Sunday, August 28, 2011

Western film structure in Cowboys & Aliens

What really annoys me about some critics’ reaction to this film is their lack of knowledge about western literature tradition.
Some keep calling it a mash up of Sci-fi and Western genres, when the film – like Wild, Wild West – is a tribute to the late Penny western novels in which space ships and other oddities were common features.
A TV series – I think the name was Briscoe County – was typical of the late western fiction that was published at the Turn of the Century, influenced sharply by the works of Jules Verne and H.G. Wells.
Like all films executive produced, produced or directed by Steven Spielberg, Cowboys & Aliens is an homage to other films. For instance, the rolling ball from Indiana Jones and the Raiders of the Lost Ark was hardly an original idea, taken literally from the 1959 film, Journey to the Center of the Earth.

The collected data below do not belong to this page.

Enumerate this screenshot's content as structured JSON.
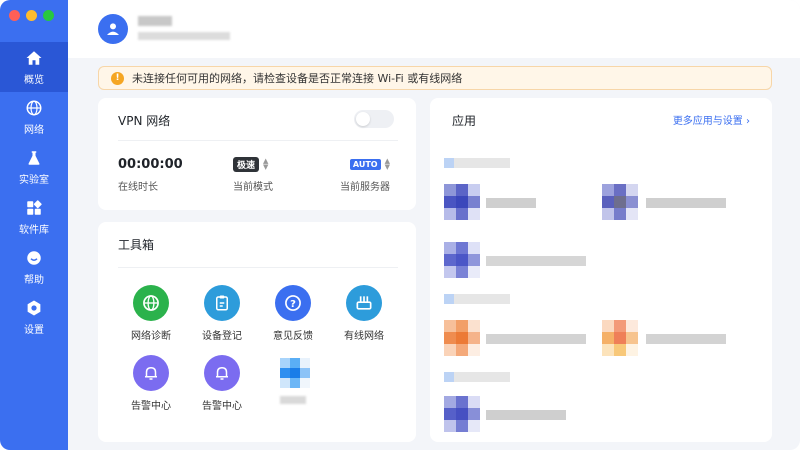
{
  "sidebar": {
    "items": [
      {
        "label": "概览",
        "icon": "home-icon",
        "active": true
      },
      {
        "label": "网络",
        "icon": "globe-icon"
      },
      {
        "label": "实验室",
        "icon": "flask-icon"
      },
      {
        "label": "软件库",
        "icon": "apps-grid-icon"
      },
      {
        "label": "帮助",
        "icon": "help-icon"
      },
      {
        "label": "设置",
        "icon": "gear-icon"
      }
    ]
  },
  "alert": {
    "text": "未连接任何可用的网络，请检查设备是否正常连接 Wi-Fi 或有线网络"
  },
  "vpn": {
    "title": "VPN 网络",
    "online_time": "00:00:00",
    "online_time_label": "在线时长",
    "mode_badge": "极速",
    "mode_label": "当前模式",
    "server_badge": "AUTO",
    "server_label": "当前服务器"
  },
  "toolbox": {
    "title": "工具箱",
    "tools": [
      {
        "label": "网络诊断",
        "icon": "globe-icon",
        "color": "#2bb24c"
      },
      {
        "label": "设备登记",
        "icon": "clipboard-icon",
        "color": "#2d9cdb"
      },
      {
        "label": "意见反馈",
        "icon": "question-icon",
        "color": "#3b6ff0"
      },
      {
        "label": "有线网络",
        "icon": "router-icon",
        "color": "#2d9cdb"
      },
      {
        "label": "告警中心",
        "icon": "bell-icon",
        "color": "#7b6cf0"
      },
      {
        "label": "告警中心",
        "icon": "bell-icon",
        "color": "#7b6cf0"
      }
    ]
  },
  "apps": {
    "title": "应用",
    "more_link": "更多应用与设置 ›"
  }
}
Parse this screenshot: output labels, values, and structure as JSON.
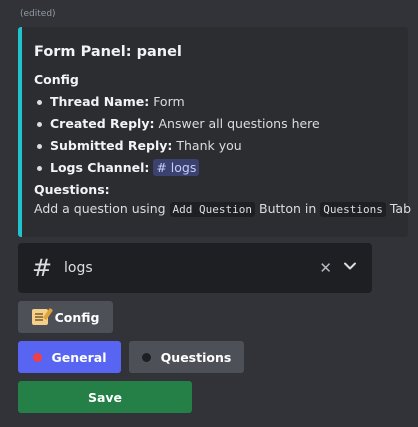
{
  "message": {
    "edited_label": "(edited)"
  },
  "embed": {
    "title": "Form Panel: panel",
    "config_heading": "Config",
    "fields": [
      {
        "label": "Thread Name:",
        "value": "Form"
      },
      {
        "label": "Created Reply:",
        "value": "Answer all questions here"
      },
      {
        "label": "Submitted Reply:",
        "value": "Thank you"
      },
      {
        "label": "Logs Channel:",
        "value": "# logs"
      }
    ],
    "questions_heading": "Questions:",
    "questions_text": {
      "part1": "Add a question using",
      "code1": "Add Question",
      "part2": "Button in",
      "code2": "Questions",
      "part3": "Tab"
    },
    "accent_color": "#21c3cf"
  },
  "channel_select": {
    "icon": "hash-icon",
    "value": "logs",
    "clear_icon": "close-icon",
    "expand_icon": "chevron-down-icon"
  },
  "buttons": {
    "config": {
      "label": "Config",
      "icon": "memo-emoji-icon"
    },
    "general": {
      "label": "General",
      "icon": "red-circle-icon",
      "color": "#5865f2"
    },
    "questions": {
      "label": "Questions",
      "icon": "black-circle-icon"
    },
    "save": {
      "label": "Save",
      "color": "#248046"
    }
  }
}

This is particularly true in Cowboys & Aliens. Although I haven’t yet been able to find it, the opening scene comes almost directly from another classic film, as do several other critical scenes in the film – especially those dealing with pumping up the western aspects of the film.
More importantly, the film falls back on classic Hollywood structure to give it bones.
The fundamental element of this film like most classic westerns is why violence is necessary to preserve civilization.
We get this in nearly all of the main characters.
While Jake has become a champion for preserving civilization, he is a late comer to the cause, lured over to the good side by his love for a prostitute (something of an homage to Clint Eastwood’s “The Unforgiven.”
But each character is brought to the edge of violence for the same reason – the military man, frustrated with bureaucracy, is taught finally why the civil war was necessary and why the loss of his men over a corn field mattered – when the other option is total lack of civilization.
The minister gave sage “friendly” advice to the doctor, telling him to get a gun and learn how to shoot, then proceeds to teach him.
Even the grandson to the sheriff learns that he has to hold onto the knife and use it to preserve good.
This film also holds true to the linked pattern of open space imagery that is so essential to western.
Classic films have a strange riding in from the wilderness – such as in Shane – and we get that in this film, too. As in Shane, Jake rides back out into the wilderness, again at the end.
All classic westerns require a brawl in a saloon, and this film does not disappoint us, and like in classic films, we get something of a gun fight against the aliens at the end, with images of the exploding Columbia shuttle too boot.